Bin data within a group using breaks from another DF


How to avoid using the for loop in the following code to speed up the computation (the real data is about 1e6 times larger)

id = rep(1:5, 20)
v = 1:100
df = data.frame(groupid = id, value = v)
df = dplyr::arrange(df, groupid)

bkt = rep(seq(0, 100, length.out = 4), 5)
id = rep(1:5, each = 4)
bktpts = data.frame(groupid = id, value = bkt)

for (i in 1:5) {
  df[df$groupid == i, "bin"] = cut(df[df$groupid == i, "value"],
                                   bktpts[bktpts$groupid == i, "value"],
                                   include.lowest = TRUE, labels = F)
}

Solution

  • I came out with another data.table answer:

    library(data.table) # load package
    
    # set to data.table
    setDT(df) 
    setDT(bktpts)
    
    # Make a join
    df[bktpts[, list(.(value)), by = groupid], bks := V1, on = "groupid"]
    
    # define the bins:
    df[, bin := cut(value, bks[[1]], include.lowest = TRUE, labels = FALSE), by = groupid]
    
    # remove the unneeded bks column
    df[, bks := NULL]
    

    Explaining the code:

    bktpts[, list(.(value)), by = groupid] is a new table that has in a list al the values of value for each groupid. If you run it alone, you'll understand where we're going.

    bks := V1 assigns to variable bks in df whatever exists in V1, which is the name of the list column in the previous table. Of course on = "groupid" is the variable on which we make the join.

    The code defining the bins needs little explanation, except by the bks[[1]] bit.
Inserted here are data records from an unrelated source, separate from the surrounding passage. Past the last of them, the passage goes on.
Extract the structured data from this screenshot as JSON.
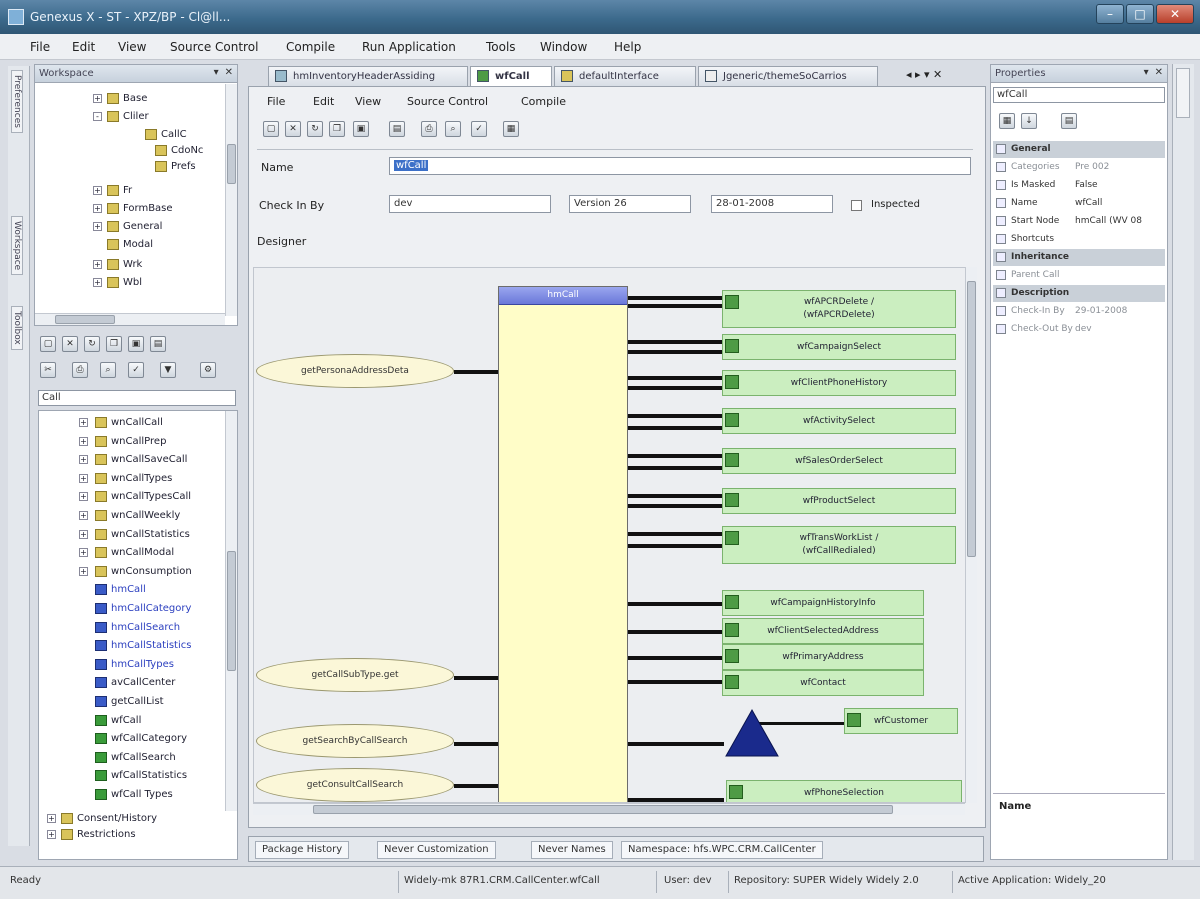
{
  "window": {
    "title": "Genexus X - ST - XPZ/BP - Cl@ll...",
    "minimize": "–",
    "maximize": "□",
    "close": "✕"
  },
  "menubar": [
    "File",
    "Edit",
    "View",
    "Source Control",
    "Compile",
    "Run Application",
    "Tools",
    "Window",
    "Help"
  ],
  "left_tabs": [
    "Preferences",
    "Workspace",
    "Toolbox"
  ],
  "kb_explorer": {
    "title": "Workspace",
    "tree_top": [
      {
        "label": "Base",
        "icon": "folder",
        "exp": "+"
      },
      {
        "label": "Cliler",
        "icon": "folder",
        "exp": "-"
      },
      {
        "label": "CallC",
        "icon": "folder",
        "exp": ""
      },
      {
        "label": "CdoNc",
        "icon": "folder",
        "exp": ""
      },
      {
        "label": "Prefs",
        "icon": "folder",
        "exp": ""
      },
      {
        "label": "Fr",
        "icon": "folder",
        "exp": "+"
      },
      {
        "label": "FormBase",
        "icon": "folder",
        "exp": "+"
      },
      {
        "label": "General",
        "icon": "folder",
        "exp": "+"
      },
      {
        "label": "Modal",
        "icon": "folder",
        "exp": ""
      },
      {
        "label": "Wrk",
        "icon": "folder",
        "exp": "+"
      },
      {
        "label": "Wbl",
        "icon": "folder",
        "exp": "+"
      }
    ],
    "filter_value": "Call",
    "tree_bottom": [
      {
        "label": "wnCallCall",
        "icon": "folder",
        "link": false
      },
      {
        "label": "wnCallPrep",
        "icon": "folder",
        "link": false
      },
      {
        "label": "wnCallSaveCall",
        "icon": "folder",
        "link": false
      },
      {
        "label": "wnCallTypes",
        "icon": "folder",
        "link": false
      },
      {
        "label": "wnCallTypesCall",
        "icon": "folder",
        "link": false
      },
      {
        "label": "wnCallWeekly",
        "icon": "folder",
        "link": false
      },
      {
        "label": "wnCallStatistics",
        "icon": "folder",
        "link": false
      },
      {
        "label": "wnCallModal",
        "icon": "folder",
        "link": false
      },
      {
        "label": "wnConsumption",
        "icon": "folder",
        "link": false
      },
      {
        "label": "hmCall",
        "icon": "blue",
        "link": true
      },
      {
        "label": "hmCallCategory",
        "icon": "blue",
        "link": true
      },
      {
        "label": "hmCallSearch",
        "icon": "blue",
        "link": true
      },
      {
        "label": "hmCallStatistics",
        "icon": "blue",
        "link": true
      },
      {
        "label": "hmCallTypes",
        "icon": "blue",
        "link": true
      },
      {
        "label": "avCallCenter",
        "icon": "blue",
        "link": false
      },
      {
        "label": "getCallList",
        "icon": "blue",
        "link": false
      },
      {
        "label": "wfCall",
        "icon": "green",
        "link": false
      },
      {
        "label": "wfCallCategory",
        "icon": "green",
        "link": false
      },
      {
        "label": "wfCallSearch",
        "icon": "green",
        "link": false
      },
      {
        "label": "wfCallStatistics",
        "icon": "green",
        "link": false
      },
      {
        "label": "wfCall Types",
        "icon": "green",
        "link": false
      }
    ],
    "footer_items": [
      "Consent/History",
      "Restrictions"
    ]
  },
  "doc_tabs": [
    {
      "label": "hmInventoryHeaderAssiding",
      "active": false
    },
    {
      "label": "wfCall",
      "active": true
    },
    {
      "label": "defaultInterface",
      "active": false
    },
    {
      "label": "Jgeneric/themeSoCarrios",
      "active": false
    }
  ],
  "editor": {
    "menu": [
      "File",
      "Edit",
      "View",
      "Source Control",
      "Compile"
    ],
    "name_label": "Name",
    "name_value": "wfCall",
    "checkin_label": "Check In By",
    "checkin_user": "dev",
    "checkin_version": "Version 26",
    "checkin_date": "28-01-2008",
    "inspected_label": "Inspected",
    "designer_label": "Designer"
  },
  "diagram": {
    "main_box_title": "hmCall",
    "left_nodes": [
      "getPersonaAddressDeta",
      "getCallSubType.get",
      "getSearchByCallSearch",
      "getConsultCallSearch"
    ],
    "right_nodes": [
      {
        "label": "wfAPCRDelete /\n(wfAPCRDelete)",
        "tall": true
      },
      {
        "label": "wfCampaignSelect",
        "tall": false
      },
      {
        "label": "wfClientPhoneHistory",
        "tall": false
      },
      {
        "label": "wfActivitySelect",
        "tall": false
      },
      {
        "label": "wfSalesOrderSelect",
        "tall": false
      },
      {
        "label": "wfProductSelect",
        "tall": false
      },
      {
        "label": "wfTransWorkList /\n(wfCallRedialed)",
        "tall": true
      }
    ],
    "right_nodes2": [
      "wfCampaignHistoryInfo",
      "wfClientSelectedAddress",
      "wfPrimaryAddress",
      "wfContact"
    ],
    "far_node": "wfCustomer",
    "bottom_node": "wfPhoneSelection"
  },
  "bottom_tabs": [
    "Package History",
    "Never Customization",
    "Never Names",
    "Namespace: hfs.WPC.CRM.CallCenter"
  ],
  "properties": {
    "title": "Properties",
    "object": "wfCall",
    "rows": [
      {
        "k": "General",
        "v": "",
        "cat": true
      },
      {
        "k": "Categories",
        "v": "Pre 002",
        "grey": true
      },
      {
        "k": "Is Masked",
        "v": "False",
        "grey": false
      },
      {
        "k": "Name",
        "v": "wfCall",
        "grey": false
      },
      {
        "k": "Start Node",
        "v": "hmCall (WV 08",
        "grey": false
      },
      {
        "k": "Shortcuts",
        "v": "",
        "grey": false
      },
      {
        "k": "Inheritance",
        "v": "",
        "cat": true
      },
      {
        "k": "Parent Call",
        "v": "",
        "grey": true
      },
      {
        "k": "Description",
        "v": "",
        "cat": true
      },
      {
        "k": "Check-In By",
        "v": "29-01-2008",
        "grey": true
      },
      {
        "k": "Check-Out By",
        "v": "dev",
        "grey": true
      }
    ],
    "footer_label": "Name"
  },
  "status": {
    "left": "Ready",
    "doc": "Widely-mk 87R1.CRM.CallCenter.wfCall",
    "user": "User: dev",
    "repo": "Repository: SUPER Widely Widely 2.0",
    "app": "Active Application: Widely_20"
  }
}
It needs to be [[ in order to access the list values and provide a vector, as required by the cut function.

    EDIT TO ADD:

    All data.table commands can be chained in a -rather unintelligible- single call:

    df[bktpts[, list(.(value)), by = groupid], 
       bks := V1, 
       on = "groupid"][, 
                    bin := cut(value, 
                               bks[[1]], 
                               include.lowest = TRUE, 
                               labels = FALSE), 
                    by = groupid][, 
                                 bks := NULL]